NUMTs are likely to pose a particular challenge for metabarcoding studies in marine environments because their resident species are both phylogenetically diverse and poorly represented in DNA barcode reference libraries (Leray & Knowlton, 2016; Radulovici, Archambault, & Dufresne, 2010). For example, a single marine habitat can include representatives from two thirds of all animal phyla (Zeppilli et al., 2015), and most of these species will be undescribed (Appeltans et al., 2012). As a result, marine metabarcoding studies often encounter many sequences that cannot be connected to a species represented in the barcode reference library. Do these sequences represent newly encountered species or NUMTs from known taxa? The risk of encountering NUMTs is certain as they occur in diverse marine lineages including cnidarians (Song et al., 2013), crustaceans (Bensasson et al., 2001; Nguyen, Murphy, & Austin, 2002; Williams & Knowlton, 2001), echinoderms (Jacobs et al., 1983), fishes (Antunes & Ramos, 2005; Morgan et al., 2013), nematodes (Derycke, Vanaverbeke, Rigaux, Backeljau, & Moens, 2010), and tunicates (Ahmed & Ali, 2016). Despite this fact, there has not been a comprehensive effort to ascertain the incidence and attributes of NUMTs in marine taxa, information that would be useful in evaluating the interpretational complexity introduced by them and how best to defend against such impacts.

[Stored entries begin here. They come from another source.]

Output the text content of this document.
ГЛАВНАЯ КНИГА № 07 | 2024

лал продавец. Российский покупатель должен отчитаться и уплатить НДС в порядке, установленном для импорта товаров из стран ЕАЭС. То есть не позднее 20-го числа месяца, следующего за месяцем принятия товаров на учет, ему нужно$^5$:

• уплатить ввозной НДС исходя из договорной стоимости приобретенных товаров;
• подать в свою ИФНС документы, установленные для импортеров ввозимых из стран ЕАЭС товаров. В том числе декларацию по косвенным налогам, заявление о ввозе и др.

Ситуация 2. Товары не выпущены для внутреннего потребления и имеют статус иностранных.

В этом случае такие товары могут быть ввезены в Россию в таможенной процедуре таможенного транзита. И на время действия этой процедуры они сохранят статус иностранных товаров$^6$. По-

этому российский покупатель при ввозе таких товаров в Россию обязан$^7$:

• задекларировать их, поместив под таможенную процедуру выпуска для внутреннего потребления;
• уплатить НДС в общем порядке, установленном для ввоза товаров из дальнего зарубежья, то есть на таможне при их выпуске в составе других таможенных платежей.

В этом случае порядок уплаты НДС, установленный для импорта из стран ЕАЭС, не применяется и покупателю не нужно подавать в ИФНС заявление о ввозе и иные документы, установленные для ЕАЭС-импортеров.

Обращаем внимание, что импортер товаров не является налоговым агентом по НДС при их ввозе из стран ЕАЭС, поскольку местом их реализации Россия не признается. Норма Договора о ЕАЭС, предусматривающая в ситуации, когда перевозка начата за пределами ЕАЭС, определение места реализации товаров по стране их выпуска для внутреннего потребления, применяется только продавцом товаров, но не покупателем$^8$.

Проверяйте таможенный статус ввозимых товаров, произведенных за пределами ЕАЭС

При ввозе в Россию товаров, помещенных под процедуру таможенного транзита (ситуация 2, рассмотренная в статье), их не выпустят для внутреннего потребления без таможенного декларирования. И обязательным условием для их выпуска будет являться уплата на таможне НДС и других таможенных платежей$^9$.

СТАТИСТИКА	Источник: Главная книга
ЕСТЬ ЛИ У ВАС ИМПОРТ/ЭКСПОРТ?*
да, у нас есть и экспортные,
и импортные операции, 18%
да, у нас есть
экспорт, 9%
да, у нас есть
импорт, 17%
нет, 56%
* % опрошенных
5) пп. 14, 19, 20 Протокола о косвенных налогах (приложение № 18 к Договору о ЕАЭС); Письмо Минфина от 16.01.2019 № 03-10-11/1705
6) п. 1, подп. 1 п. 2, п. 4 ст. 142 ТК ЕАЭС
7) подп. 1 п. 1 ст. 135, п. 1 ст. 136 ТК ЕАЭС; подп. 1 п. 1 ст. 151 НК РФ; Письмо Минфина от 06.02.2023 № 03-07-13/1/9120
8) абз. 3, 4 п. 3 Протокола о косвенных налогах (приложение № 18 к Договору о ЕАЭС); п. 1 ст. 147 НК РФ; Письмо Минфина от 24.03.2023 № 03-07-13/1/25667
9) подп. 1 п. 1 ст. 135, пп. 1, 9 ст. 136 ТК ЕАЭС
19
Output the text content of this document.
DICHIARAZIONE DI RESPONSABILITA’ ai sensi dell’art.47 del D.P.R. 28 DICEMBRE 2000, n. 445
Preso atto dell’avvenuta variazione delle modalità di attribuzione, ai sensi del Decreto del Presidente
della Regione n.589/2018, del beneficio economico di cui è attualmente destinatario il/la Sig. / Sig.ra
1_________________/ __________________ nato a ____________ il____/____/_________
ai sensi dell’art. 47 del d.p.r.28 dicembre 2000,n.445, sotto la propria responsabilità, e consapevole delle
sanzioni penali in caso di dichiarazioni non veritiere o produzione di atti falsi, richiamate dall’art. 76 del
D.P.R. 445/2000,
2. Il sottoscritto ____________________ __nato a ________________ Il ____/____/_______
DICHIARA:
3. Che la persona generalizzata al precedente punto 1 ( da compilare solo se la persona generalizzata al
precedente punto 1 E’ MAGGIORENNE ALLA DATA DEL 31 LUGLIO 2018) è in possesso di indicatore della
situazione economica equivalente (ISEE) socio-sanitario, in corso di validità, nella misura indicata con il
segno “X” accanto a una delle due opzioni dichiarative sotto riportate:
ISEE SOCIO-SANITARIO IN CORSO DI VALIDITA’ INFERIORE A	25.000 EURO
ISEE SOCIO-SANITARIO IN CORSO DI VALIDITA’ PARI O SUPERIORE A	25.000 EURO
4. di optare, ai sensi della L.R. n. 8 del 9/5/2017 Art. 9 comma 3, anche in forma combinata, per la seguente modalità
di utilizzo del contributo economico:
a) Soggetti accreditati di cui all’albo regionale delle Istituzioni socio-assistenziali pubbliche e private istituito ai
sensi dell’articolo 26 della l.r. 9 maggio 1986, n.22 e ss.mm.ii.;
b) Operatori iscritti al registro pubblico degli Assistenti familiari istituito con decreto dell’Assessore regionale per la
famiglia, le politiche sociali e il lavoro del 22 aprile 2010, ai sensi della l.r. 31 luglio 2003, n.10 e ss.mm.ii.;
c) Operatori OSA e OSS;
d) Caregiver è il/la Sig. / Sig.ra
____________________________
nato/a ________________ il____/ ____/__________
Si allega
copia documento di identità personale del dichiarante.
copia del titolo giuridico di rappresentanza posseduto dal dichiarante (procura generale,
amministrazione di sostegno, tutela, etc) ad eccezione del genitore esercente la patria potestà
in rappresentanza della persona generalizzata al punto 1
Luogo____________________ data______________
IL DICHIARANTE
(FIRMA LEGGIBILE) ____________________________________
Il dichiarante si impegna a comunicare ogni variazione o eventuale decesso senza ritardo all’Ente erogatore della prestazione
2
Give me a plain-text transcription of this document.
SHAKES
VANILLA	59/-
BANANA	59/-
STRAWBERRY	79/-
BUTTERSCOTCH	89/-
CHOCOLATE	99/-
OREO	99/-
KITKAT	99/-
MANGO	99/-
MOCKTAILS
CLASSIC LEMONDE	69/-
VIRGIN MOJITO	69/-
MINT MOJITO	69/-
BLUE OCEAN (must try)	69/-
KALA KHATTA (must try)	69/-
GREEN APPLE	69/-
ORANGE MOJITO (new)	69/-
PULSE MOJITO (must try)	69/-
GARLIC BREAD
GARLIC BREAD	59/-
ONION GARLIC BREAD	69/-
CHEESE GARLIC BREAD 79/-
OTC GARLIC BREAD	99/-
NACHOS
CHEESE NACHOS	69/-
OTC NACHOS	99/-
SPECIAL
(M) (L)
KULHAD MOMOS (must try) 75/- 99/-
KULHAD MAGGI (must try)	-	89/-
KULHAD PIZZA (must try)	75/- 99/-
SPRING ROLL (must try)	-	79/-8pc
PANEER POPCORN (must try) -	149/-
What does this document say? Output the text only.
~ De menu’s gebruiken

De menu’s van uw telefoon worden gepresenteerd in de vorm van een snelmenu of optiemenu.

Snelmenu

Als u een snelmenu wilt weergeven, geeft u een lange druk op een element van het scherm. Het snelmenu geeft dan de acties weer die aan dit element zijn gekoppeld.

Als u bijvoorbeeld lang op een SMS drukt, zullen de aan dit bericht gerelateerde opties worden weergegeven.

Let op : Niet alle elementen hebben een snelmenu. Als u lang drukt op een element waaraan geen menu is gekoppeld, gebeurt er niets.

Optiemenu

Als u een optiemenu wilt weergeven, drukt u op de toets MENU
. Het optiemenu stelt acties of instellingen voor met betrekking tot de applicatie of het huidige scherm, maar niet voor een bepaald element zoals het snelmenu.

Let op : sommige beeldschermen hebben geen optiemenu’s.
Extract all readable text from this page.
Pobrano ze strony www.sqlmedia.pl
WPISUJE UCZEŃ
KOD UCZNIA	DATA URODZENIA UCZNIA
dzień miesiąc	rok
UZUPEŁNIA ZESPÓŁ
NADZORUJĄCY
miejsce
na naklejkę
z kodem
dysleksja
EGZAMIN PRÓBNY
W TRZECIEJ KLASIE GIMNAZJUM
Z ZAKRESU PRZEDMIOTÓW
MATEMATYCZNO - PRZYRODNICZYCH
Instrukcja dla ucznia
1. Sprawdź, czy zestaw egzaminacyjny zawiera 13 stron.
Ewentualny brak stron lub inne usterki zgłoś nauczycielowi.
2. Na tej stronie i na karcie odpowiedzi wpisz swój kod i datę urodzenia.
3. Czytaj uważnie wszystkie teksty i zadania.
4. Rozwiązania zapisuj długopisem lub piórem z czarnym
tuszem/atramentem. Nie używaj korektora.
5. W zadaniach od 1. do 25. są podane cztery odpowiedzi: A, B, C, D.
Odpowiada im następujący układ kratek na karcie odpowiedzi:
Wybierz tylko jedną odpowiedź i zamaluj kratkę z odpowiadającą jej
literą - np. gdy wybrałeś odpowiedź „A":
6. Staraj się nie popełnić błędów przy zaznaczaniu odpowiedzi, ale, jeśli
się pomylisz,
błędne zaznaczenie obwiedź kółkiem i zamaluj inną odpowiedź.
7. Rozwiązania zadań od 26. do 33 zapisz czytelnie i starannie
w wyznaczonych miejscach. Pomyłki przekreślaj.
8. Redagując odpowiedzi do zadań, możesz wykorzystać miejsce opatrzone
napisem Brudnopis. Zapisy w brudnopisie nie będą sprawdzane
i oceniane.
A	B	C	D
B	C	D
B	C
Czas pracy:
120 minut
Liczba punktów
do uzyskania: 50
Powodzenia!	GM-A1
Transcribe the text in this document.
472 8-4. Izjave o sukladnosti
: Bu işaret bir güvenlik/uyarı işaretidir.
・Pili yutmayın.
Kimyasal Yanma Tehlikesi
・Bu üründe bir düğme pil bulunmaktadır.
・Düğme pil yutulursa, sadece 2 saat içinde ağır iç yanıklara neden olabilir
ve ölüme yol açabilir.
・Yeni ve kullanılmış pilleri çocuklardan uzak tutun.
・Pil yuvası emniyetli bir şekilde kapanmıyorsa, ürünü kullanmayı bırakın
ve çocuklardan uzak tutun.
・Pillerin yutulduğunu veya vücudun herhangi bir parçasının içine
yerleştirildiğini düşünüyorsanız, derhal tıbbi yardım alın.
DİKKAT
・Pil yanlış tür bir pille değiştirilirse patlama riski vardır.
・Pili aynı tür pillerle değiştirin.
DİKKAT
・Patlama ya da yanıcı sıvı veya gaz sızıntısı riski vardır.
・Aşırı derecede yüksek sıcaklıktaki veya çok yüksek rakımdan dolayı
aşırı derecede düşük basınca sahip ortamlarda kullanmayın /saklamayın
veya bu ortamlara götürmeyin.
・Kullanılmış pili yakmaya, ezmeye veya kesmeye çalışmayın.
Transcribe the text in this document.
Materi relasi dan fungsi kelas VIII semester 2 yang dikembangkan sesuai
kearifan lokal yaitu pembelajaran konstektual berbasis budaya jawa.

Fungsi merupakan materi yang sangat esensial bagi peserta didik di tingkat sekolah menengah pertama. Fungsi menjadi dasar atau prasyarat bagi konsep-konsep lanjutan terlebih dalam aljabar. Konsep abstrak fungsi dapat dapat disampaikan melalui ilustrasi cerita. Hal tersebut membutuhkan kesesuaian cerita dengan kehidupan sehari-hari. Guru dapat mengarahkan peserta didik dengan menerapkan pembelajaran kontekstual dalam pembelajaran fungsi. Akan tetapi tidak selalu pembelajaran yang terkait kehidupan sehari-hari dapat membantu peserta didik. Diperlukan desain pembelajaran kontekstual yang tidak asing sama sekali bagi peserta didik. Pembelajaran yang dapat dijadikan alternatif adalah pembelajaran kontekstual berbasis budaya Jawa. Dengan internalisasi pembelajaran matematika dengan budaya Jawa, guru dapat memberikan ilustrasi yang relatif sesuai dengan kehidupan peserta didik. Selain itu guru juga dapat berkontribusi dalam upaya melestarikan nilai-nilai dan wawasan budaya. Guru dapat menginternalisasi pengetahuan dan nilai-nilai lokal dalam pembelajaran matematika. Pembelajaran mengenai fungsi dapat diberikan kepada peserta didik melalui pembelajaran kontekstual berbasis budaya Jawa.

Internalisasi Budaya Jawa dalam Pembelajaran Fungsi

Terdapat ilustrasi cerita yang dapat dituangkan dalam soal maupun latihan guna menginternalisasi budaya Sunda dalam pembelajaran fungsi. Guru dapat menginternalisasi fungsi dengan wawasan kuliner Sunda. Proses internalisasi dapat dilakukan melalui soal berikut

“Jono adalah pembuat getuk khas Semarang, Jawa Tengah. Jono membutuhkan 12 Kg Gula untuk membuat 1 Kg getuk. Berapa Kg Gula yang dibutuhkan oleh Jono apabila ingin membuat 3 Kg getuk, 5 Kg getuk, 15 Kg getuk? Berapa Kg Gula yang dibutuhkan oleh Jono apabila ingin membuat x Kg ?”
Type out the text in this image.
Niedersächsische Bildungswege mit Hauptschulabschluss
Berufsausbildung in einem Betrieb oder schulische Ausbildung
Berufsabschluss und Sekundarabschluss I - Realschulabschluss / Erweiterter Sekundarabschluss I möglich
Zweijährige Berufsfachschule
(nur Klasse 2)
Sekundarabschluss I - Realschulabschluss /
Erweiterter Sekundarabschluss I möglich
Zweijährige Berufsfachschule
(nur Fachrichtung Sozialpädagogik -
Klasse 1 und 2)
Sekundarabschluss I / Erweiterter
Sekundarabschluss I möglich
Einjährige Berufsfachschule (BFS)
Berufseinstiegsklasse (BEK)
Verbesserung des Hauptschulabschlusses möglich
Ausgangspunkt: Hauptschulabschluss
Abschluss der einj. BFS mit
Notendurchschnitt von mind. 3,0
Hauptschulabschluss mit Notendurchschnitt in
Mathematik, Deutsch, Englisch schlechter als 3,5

The present study begins to provide this information by examining the prevalence of COI NUMTs in marine animals and considers their implications for both estimates of richness and measures of intraspecific variation at COI. Analysis began with the quantification of COI NUMTs derived from any segment of the full (circa 1500 bp) COI gene in 85 marine species to ascertain if certain regions are more prone to incorporation in the nuclear genome. Analysis then focused on determining the incidence and attributes of NUMTs derived from the 658 bp barcode region of COI in the genomes of 156 marine species. Particular effort was directed toward ascertaining the impact of target sequence length on the NUMT count, and on the incidence of those with diagnostic traits (indels, stop codons). Because read lengths vary with analytical protocol and HTS platform, we considered four commonly recovered amplicon lengths (150 bp, 300 bp, 450 bp, 600 bp) (Hebert et al., 2018; Reuter et al., 2016; Rhoads & Au, 2015). Finally, we examined the correlation between the incidence of NUMTs and genome size, and investigated if NUMT counts varied among phyla, trophic groups, or life history traits.